L’articolo 3 della Convenzione di Istanbul è ben chiaro: non è solo la violenza fisica a qualificare la presenza di violenza domestica ma lo sono anche gli abusi sessuali, psicologici ed economici. Violenze molto difficili da dimostrare, visto che non ci sono occhi neri, ospedalizzazioni e spesso procedimenti penali paralleli a quello civile di affidamento dei figli proprio per la difficoltà di produrre prove, tanto che spesso sono le stesse Forze dell’Ordine e la Magistratura a sconsigliare di presentare una querela per abusi non dimostrabili. È stato in occasione della traduzione italiana dell’opera di Claudia Moscovici Relazioni pericolose, un saggio sulla psicopatia applicata alle relazioni intime, che ho per la prima volta compreso l’impatto degli “abusi invisibili”, principalmente della violenza psicologica, sull’equilibrio psicofisico e comportamentale dell’essere umano, uomo o donna che li subisca. È estremamente importante pertanto che gli operatori coinvolti nel sistema della giustizia – non solo il magistrato e l’esponente della Polizia Giudiziaria ma anche lo psicologo che nella Consulenza Tecnica d’Ufficio assume la veste di Pubblico Ufficiale – sappiano in primo luogo discriminare tra conflitto intrafamiliare e violenza domestica.

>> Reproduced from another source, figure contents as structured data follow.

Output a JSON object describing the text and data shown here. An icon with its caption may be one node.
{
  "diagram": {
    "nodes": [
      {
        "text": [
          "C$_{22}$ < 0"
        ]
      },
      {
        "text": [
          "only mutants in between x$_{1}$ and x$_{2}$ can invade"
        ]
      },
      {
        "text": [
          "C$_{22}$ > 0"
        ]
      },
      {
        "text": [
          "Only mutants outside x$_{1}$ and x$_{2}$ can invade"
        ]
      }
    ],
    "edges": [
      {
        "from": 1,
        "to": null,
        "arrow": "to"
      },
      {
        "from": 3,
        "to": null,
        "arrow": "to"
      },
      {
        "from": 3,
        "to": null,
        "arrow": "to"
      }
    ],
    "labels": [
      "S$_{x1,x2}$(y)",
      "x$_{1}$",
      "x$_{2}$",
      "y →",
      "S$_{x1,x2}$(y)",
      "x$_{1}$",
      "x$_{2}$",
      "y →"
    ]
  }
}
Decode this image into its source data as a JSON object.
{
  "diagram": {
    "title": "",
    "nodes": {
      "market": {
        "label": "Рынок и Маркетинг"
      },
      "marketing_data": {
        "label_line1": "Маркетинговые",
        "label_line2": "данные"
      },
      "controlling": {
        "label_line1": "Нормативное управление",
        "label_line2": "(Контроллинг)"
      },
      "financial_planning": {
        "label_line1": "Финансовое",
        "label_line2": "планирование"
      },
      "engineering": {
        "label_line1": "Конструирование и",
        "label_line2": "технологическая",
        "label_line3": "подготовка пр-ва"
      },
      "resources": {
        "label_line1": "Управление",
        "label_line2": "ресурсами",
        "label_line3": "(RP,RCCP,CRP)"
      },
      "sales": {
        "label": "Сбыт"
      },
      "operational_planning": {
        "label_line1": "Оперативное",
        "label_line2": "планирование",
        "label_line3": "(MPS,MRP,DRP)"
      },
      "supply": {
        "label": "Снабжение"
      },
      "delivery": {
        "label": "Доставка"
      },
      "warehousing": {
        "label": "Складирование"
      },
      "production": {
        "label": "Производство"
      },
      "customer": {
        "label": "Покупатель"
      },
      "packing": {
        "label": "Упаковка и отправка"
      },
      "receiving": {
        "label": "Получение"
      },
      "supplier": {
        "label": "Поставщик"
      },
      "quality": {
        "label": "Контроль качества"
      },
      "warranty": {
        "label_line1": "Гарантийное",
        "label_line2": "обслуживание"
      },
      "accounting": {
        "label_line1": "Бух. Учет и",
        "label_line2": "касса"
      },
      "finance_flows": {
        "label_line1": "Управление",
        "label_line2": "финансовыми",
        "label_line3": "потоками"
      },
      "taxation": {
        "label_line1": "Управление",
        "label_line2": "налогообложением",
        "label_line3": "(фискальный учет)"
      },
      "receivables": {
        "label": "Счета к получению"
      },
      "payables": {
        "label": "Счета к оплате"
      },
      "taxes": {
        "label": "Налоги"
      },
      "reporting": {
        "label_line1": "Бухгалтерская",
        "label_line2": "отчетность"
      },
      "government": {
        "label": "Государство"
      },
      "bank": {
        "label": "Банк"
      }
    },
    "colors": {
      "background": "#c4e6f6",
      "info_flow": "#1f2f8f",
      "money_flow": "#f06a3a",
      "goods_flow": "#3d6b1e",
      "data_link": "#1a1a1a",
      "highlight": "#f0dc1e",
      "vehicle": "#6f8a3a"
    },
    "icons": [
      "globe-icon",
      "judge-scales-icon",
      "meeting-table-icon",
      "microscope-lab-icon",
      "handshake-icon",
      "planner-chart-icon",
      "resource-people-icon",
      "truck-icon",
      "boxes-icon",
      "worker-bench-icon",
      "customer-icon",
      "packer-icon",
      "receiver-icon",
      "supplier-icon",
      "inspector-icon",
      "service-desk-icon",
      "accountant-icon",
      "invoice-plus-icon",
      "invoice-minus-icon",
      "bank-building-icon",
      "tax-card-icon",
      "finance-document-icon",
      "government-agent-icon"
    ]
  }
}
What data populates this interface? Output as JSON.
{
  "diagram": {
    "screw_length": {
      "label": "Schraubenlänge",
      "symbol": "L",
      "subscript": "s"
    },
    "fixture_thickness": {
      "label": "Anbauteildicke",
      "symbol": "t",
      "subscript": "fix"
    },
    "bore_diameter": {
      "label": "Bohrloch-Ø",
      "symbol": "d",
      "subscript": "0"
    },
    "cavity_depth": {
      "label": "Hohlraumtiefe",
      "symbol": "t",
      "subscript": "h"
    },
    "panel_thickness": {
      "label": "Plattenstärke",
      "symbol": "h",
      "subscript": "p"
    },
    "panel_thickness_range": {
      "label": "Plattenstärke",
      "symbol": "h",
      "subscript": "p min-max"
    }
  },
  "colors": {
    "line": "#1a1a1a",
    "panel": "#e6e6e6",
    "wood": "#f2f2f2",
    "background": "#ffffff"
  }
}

Prendendo in esame le disposizioni e le linee guida vigenti – dalla Convenzione di Istanbul al Codice Rosso, alle indicazioni fornite dal Consiglio Superiore della Magistratura, dalla Commissione Parlamentare d’inchiesta sul femminicidio, dal Grevio, l’organismo europeo di monitoraggio dell’applicazione della predetta Convenzione, e dal Protocollo di Napoli – questa piccola opera tenta di far luce sulle problematiche che il Consulente Tecnico d’Ufficio si trova ad affrontare quando, in presenza di violenza domestica, deve rispondere ai quesiti del giudice in tema di separazione, divorzio e affidamento dei minori.
Tale procedimento comporta, al pari di quello penale conseguente alla denuncia di abusi familiari, rischi di vittimizzazione secondaria a carico delle vittime di violenza domestica, bambini compresi. La regola standard dell’affidamento congiunto sembra prevalere nelle decisioni relative all’affidamento, custodia, visite, contatti e accordi sui minori anche in presenza di relazioni genitoriali tossiche, disfunzionali e pericolose.
Il primo capitolo introduce il tema della violenza di genere e domestica e ripercorre le tappe più significative dell’opera di contrasto che il nostro Paese, e non solo, sta svolgendo dal punto di vista normativo. Sarà affrontato il tema della vittimizzazione secondaria – nella quale rientra quella processuale – e ci si occuperà di come i protagonisti dei procedimenti giudiziari, compreso il Consulente Tecnico d’Ufficio, possono alimentare processi di ri-vittimizzazione in capo alla vittima di violenza.
Nel secondo capitolo si tenterà di far luce sulla differenza tra conflitto e violenza, primo fattore di confusione e fraintendimento in grado di produrre forme di vittimizzazione secondaria, e si esporranno alcuni modelli psicologici che possono spiegare le dinamiche della difficoltà della vittima a sottrarsi al legame abusante, ritrosia spesso scambiata per complicità dagli operatori giudiziari e pertanto potenziale fonte di derubricazione della violenza a conflitto.
Infine, nel terzo capitolo si affronteranno tutte le criticità connesse ai quesiti cui il CTU è chiamato a dare risposta, con riferimento alla valutazione della personalità e delle capacità genitoriali della donna vittima di violenza, che spesso risultano compromesse proprio dagli abusi subiti.